============
Redshift is highly performant and optimized SQL database with ability to scale. Queries are optimized using AQUA algorithm. Usage is simple. Simpler than Spark.
- Redshift support
Clone this repo:
git@github.com:andreiliphd/hans-redshift-etl.git
create_tables.py
- script creating tables.
etl.ipynb
- Jupyter Notebook for ETL and analytics.
etl.py
- script to run ETL process.
sql_queries.py
- queries to Redshift.
README.md
- instruction for this project.
Use the following command to execute queries on a cluster.

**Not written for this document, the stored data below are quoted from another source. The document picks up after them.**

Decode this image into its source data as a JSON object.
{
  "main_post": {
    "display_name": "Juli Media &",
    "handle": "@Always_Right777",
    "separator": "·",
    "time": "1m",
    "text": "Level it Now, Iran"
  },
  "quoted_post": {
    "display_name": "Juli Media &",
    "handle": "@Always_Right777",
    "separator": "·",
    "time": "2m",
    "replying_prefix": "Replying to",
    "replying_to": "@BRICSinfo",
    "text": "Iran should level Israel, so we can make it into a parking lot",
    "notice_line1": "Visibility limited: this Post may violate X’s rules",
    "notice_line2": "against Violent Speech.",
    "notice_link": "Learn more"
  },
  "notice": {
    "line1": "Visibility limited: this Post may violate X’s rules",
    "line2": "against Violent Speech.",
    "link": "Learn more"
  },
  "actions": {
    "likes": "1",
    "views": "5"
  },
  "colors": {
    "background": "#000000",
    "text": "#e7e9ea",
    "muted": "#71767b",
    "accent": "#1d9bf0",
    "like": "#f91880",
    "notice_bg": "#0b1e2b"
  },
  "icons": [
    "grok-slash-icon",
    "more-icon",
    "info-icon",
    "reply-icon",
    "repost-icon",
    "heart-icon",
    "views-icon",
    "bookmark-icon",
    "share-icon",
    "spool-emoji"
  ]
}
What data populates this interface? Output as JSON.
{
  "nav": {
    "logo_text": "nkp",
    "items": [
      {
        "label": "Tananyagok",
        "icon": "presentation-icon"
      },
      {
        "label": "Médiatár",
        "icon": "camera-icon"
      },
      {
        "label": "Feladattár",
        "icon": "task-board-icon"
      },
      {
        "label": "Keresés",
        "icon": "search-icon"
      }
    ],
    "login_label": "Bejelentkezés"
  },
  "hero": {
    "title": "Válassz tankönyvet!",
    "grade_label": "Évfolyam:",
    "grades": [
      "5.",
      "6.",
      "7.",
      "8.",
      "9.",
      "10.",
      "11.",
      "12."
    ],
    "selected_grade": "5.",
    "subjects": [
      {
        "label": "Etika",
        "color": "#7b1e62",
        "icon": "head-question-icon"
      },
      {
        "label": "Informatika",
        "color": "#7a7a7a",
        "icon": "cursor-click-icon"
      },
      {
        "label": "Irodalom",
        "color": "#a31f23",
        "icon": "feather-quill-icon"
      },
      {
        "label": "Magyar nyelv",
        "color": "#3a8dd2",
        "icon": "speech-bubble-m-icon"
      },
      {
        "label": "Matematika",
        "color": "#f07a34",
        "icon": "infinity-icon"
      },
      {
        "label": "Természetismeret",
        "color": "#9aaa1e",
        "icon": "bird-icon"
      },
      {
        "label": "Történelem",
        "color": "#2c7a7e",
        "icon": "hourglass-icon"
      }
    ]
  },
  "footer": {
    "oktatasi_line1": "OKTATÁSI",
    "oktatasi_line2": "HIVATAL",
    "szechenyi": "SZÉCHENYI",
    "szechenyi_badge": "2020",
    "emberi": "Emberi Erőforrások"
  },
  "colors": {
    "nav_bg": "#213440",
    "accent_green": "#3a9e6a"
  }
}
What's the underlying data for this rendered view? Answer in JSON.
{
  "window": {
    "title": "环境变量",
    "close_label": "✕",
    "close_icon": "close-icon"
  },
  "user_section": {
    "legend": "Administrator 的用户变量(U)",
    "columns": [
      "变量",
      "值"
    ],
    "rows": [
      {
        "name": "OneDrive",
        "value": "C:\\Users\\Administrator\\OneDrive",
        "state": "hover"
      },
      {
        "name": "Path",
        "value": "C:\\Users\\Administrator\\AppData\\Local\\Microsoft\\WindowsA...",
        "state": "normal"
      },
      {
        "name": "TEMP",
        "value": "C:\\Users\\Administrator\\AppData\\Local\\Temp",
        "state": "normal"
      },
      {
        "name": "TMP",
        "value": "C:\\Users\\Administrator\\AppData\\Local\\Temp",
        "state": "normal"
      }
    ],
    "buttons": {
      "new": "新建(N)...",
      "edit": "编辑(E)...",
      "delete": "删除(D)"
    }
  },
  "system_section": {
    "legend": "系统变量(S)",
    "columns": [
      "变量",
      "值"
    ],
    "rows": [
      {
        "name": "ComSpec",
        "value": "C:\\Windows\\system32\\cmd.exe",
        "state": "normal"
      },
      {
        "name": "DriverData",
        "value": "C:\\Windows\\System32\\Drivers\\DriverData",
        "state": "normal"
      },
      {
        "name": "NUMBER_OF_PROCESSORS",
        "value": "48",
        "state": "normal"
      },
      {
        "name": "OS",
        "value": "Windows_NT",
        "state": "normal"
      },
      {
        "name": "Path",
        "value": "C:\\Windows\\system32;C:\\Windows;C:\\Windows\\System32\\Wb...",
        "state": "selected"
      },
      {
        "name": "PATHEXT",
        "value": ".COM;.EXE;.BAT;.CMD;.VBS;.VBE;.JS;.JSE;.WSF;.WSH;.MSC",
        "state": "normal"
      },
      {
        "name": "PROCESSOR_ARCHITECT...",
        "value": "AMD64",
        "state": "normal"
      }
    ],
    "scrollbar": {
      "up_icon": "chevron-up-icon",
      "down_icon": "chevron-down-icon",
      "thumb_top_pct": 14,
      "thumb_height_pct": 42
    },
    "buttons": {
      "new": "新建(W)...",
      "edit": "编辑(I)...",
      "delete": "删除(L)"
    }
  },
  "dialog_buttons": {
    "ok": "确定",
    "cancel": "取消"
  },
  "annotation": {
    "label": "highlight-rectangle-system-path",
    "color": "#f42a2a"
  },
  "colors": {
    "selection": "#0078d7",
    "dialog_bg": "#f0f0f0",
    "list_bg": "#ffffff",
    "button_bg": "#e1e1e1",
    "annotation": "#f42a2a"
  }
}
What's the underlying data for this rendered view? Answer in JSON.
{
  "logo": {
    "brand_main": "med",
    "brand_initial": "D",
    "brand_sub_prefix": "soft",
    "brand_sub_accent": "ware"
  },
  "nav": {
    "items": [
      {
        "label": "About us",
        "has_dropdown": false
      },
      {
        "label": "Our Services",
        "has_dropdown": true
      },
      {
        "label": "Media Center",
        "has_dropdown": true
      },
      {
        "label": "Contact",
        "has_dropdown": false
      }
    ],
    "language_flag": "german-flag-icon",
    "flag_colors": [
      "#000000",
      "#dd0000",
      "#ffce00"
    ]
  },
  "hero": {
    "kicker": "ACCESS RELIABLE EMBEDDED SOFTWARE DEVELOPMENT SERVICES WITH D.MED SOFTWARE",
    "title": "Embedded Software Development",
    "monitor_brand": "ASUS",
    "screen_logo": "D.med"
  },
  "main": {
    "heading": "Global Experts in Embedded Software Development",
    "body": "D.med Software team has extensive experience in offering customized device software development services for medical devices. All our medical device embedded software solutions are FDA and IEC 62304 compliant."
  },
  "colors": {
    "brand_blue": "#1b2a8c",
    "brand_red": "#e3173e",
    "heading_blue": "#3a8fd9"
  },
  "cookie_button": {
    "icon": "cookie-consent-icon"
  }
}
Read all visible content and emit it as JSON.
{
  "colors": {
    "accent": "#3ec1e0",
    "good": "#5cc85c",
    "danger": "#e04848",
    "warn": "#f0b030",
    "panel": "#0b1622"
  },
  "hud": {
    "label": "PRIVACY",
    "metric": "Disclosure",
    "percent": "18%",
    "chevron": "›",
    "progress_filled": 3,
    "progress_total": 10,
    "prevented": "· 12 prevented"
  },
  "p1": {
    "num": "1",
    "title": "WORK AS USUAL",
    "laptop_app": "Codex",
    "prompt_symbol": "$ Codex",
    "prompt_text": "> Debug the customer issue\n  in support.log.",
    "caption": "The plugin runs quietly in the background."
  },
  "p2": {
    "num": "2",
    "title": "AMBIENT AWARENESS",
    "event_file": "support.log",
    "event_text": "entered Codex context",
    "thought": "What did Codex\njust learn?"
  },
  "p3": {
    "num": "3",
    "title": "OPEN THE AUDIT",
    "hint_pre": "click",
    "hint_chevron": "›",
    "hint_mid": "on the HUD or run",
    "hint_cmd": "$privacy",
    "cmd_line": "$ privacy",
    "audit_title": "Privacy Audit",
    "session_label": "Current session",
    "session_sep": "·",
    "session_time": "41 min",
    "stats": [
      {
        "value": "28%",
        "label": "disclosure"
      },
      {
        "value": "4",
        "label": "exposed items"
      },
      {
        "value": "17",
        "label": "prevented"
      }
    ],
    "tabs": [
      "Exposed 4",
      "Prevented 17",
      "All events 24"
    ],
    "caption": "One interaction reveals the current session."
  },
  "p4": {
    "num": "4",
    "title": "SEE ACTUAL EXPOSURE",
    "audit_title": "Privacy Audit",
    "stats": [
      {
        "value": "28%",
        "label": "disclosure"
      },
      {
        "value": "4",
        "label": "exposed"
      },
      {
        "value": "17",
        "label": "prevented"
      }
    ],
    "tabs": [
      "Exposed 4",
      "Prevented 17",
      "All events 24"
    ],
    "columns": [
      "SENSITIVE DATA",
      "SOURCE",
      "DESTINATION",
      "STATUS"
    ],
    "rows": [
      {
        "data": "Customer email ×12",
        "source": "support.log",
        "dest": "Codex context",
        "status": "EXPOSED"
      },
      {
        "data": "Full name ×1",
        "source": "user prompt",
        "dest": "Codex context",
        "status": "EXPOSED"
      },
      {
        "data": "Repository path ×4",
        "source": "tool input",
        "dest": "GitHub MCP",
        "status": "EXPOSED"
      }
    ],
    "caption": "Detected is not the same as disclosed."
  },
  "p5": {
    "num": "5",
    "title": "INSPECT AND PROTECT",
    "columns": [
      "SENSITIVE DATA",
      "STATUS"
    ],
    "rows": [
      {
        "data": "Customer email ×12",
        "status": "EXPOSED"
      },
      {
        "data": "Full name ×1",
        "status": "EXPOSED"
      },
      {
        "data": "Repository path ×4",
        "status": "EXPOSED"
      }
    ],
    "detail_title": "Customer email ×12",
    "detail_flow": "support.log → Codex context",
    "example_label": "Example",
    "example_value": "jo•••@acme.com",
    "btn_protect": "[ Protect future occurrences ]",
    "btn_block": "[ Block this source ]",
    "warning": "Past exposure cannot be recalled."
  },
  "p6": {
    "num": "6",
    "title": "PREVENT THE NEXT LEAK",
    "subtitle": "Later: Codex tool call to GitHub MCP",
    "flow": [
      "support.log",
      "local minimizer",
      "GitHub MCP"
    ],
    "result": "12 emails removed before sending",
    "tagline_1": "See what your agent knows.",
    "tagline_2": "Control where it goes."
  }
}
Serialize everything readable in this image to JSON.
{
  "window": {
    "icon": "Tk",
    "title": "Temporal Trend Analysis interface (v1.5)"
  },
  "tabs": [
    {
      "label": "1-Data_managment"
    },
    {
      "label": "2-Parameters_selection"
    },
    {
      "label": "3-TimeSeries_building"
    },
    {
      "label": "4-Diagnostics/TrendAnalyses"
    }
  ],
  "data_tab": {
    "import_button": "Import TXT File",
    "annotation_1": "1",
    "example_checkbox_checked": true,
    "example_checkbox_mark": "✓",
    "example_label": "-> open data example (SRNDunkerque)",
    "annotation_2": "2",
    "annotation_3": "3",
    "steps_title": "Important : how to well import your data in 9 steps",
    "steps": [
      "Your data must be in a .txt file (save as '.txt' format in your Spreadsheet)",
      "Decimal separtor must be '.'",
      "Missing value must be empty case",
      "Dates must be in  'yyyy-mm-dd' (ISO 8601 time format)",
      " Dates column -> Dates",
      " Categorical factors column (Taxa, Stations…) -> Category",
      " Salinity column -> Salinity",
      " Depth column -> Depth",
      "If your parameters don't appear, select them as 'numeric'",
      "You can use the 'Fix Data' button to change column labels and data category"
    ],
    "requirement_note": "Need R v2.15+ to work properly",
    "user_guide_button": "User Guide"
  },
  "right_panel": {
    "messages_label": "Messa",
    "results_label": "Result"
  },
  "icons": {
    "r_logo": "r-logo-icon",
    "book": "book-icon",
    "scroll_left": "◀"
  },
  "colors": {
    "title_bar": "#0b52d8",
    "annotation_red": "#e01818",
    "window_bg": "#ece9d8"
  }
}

- Create configuration file
dwh.cfg
.
[CLUSTER]
HOST={database_host}
DB_NAME={database_name}
DB_USER={database_username}
DB_PASSWORD={database_password}
DB_PORT={database_port}
[IAM_ROLE]
ARN= {arn_aws_iam}
[S3]
LOG_DATA=s3://udacity-dend/log_data
LOG_JSONPATH=s3://udacity-dend/log_json_path.json
SONG_DATA=s3://udacity-dend/song_data
- Create tables.
python create_tables.py
- Load data to tables.
python etl.py
Usage of sort and distribution keys can increase performance of the queries. Although loading time would increase but queries speed increase significantly. Star schema is used when designing a database. Star schema is good for running analytics and requires less postprocessing steps for further analysis in BI tools.
This project is licensed under the terms of the MIT license.